Heather planta son regard dans celui de Sirius. Pour une fois, le jeune homme avait quitté sa malice habituelle et arborait un visage grave et mature qui séduisait la préfète. Elle voyait très bien où il voulait en venir.
"- Ce n'était pas un accident," lâcha-t-elle sur un ton très catégorique.

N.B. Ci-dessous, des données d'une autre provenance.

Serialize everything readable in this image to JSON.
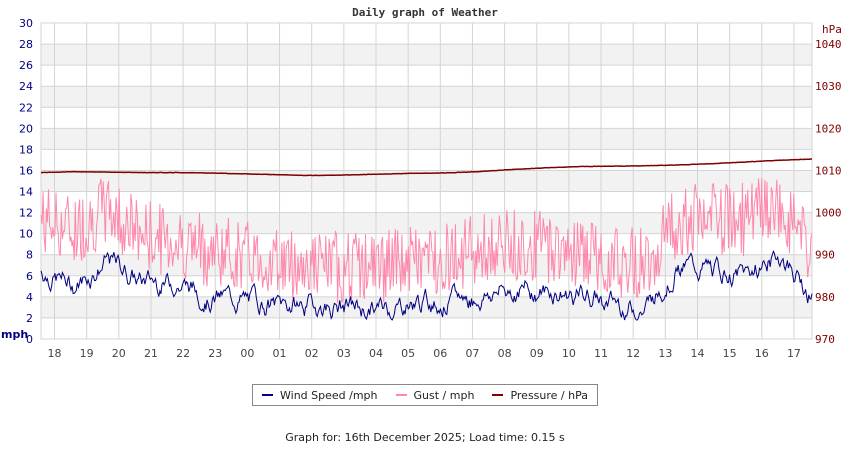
{
  "chart_data": {
    "type": "line",
    "title": "Daily graph of Weather",
    "xlabel": "",
    "ylabel_left": "mph",
    "ylabel_right": "hPa",
    "ylim_left": [
      0,
      30
    ],
    "ylim_right": [
      970,
      1040
    ],
    "y_ticks_left": [
      0,
      2,
      4,
      6,
      8,
      10,
      12,
      14,
      16,
      18,
      20,
      22,
      24,
      26,
      28,
      30
    ],
    "y_ticks_right": [
      970,
      980,
      990,
      1000,
      1010,
      1020,
      1030,
      1040
    ],
    "categories": [
      "18",
      "19",
      "20",
      "21",
      "22",
      "23",
      "00",
      "01",
      "02",
      "03",
      "04",
      "05",
      "06",
      "07",
      "08",
      "09",
      "10",
      "11",
      "12",
      "13",
      "14",
      "15",
      "16",
      "17"
    ],
    "grid": true,
    "legend_position": "bottom",
    "series": [
      {
        "name": "Wind Speed /mph",
        "color": "#000080",
        "axis": "left",
        "values": [
          6.5,
          5.0,
          7.5,
          5.5,
          5.5,
          4.0,
          3.8,
          3.2,
          3.2,
          3.0,
          2.8,
          3.5,
          3.5,
          4.0,
          4.8,
          4.5,
          4.2,
          3.5,
          2.8,
          7.0,
          6.5,
          6.0,
          8.0,
          4.2
        ]
      },
      {
        "name": "Gust / mph",
        "color": "#ff88aa",
        "axis": "left",
        "values": [
          11.0,
          10.0,
          12.0,
          9.5,
          9.0,
          8.0,
          7.5,
          7.0,
          6.5,
          6.5,
          6.5,
          7.0,
          7.5,
          8.0,
          8.5,
          8.5,
          8.0,
          7.0,
          7.0,
          11.0,
          11.0,
          11.0,
          12.0,
          8.0
        ]
      },
      {
        "name": "Pressure / hPa",
        "color": "#800000",
        "axis": "right",
        "values": [
          1009.5,
          1009.7,
          1009.6,
          1009.5,
          1009.5,
          1009.4,
          1009.2,
          1009.0,
          1008.8,
          1008.9,
          1009.1,
          1009.3,
          1009.4,
          1009.7,
          1010.2,
          1010.6,
          1010.9,
          1011.0,
          1011.1,
          1011.3,
          1011.6,
          1012.0,
          1012.4,
          1012.7
        ]
      }
    ]
  },
  "header": {
    "title": "Daily graph of Weather"
  },
  "axes": {
    "left_label": "mph",
    "right_label": "hPa",
    "left_ticks": [
      "0",
      "2",
      "4",
      "6",
      "8",
      "10",
      "12",
      "14",
      "16",
      "18",
      "20",
      "22",
      "24",
      "26",
      "28",
      "30"
    ],
    "right_ticks": [
      "970",
      "980",
      "990",
      "1000",
      "1010",
      "1020",
      "1030",
      "1040"
    ],
    "x_ticks": [
      "18",
      "19",
      "20",
      "21",
      "22",
      "23",
      "00",
      "01",
      "02",
      "03",
      "04",
      "05",
      "06",
      "07",
      "08",
      "09",
      "10",
      "11",
      "12",
      "13",
      "14",
      "15",
      "16",
      "17"
    ]
  },
  "legend": {
    "items": [
      {
        "label": "Wind Speed /mph",
        "color": "#000080"
      },
      {
        "label": "Gust / mph",
        "color": "#ff88aa"
      },
      {
        "label": "Pressure / hPa",
        "color": "#800000"
      }
    ]
  },
  "footer": {
    "text": "Graph for: 16th December 2025; Load time: 0.15 s"
  },
  "colors": {
    "left_axis": "#000080",
    "right_axis": "#800000",
    "grid": "#d4d4d4",
    "band": "#f2f2f2"
  }
}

J'ai entendu l'infirmière dire à Dumbledore que Lily Evans avait des marques dans le dos, comme si quelqu'un l'avait poussé de toutes ses forces. Ce qui est fort probablement le cas. Et un élève de troisième année a entendu quelqu'un dévaler précipitamment les escaliers au même moment, mais sans parvenir à savoir qui."
"- Lucinda ?" se hasarda Sirius.
"- Je le crains. Tandis que je vous cherchais, à aucun moment je ne l'ai croisée."
"- Alors, le mieux, c'est de la chercher."
Heather l'approuva. Lily était entre les mains salvatrices de l'infirmière et James était à ses côtés, avec peut être également Remus et Peter, et les copines de Lily. Severus Rogue s'occupait de Lilith. Il ne leur restait plus que la piste de Lucinda à couvrir.
Mais où la chercher ? La question taraudait les deux élèves, jusqu'à ce que Sirius eut une idée.
"- Bon, commençons les recherches à partir de la volière. Si c'était bien elle, la piste débute là-bas."
Sans expliquer à Heather ce qu'il entendait par là, il prit le chemin pour la volière, parfaitement sûr de son coup. La préfète le talonnait de près et le harcelait pour qu'il développe son idée. Mais le Gryffondor avait décidé d'en profiter pour jouer avec elle à ses dépends.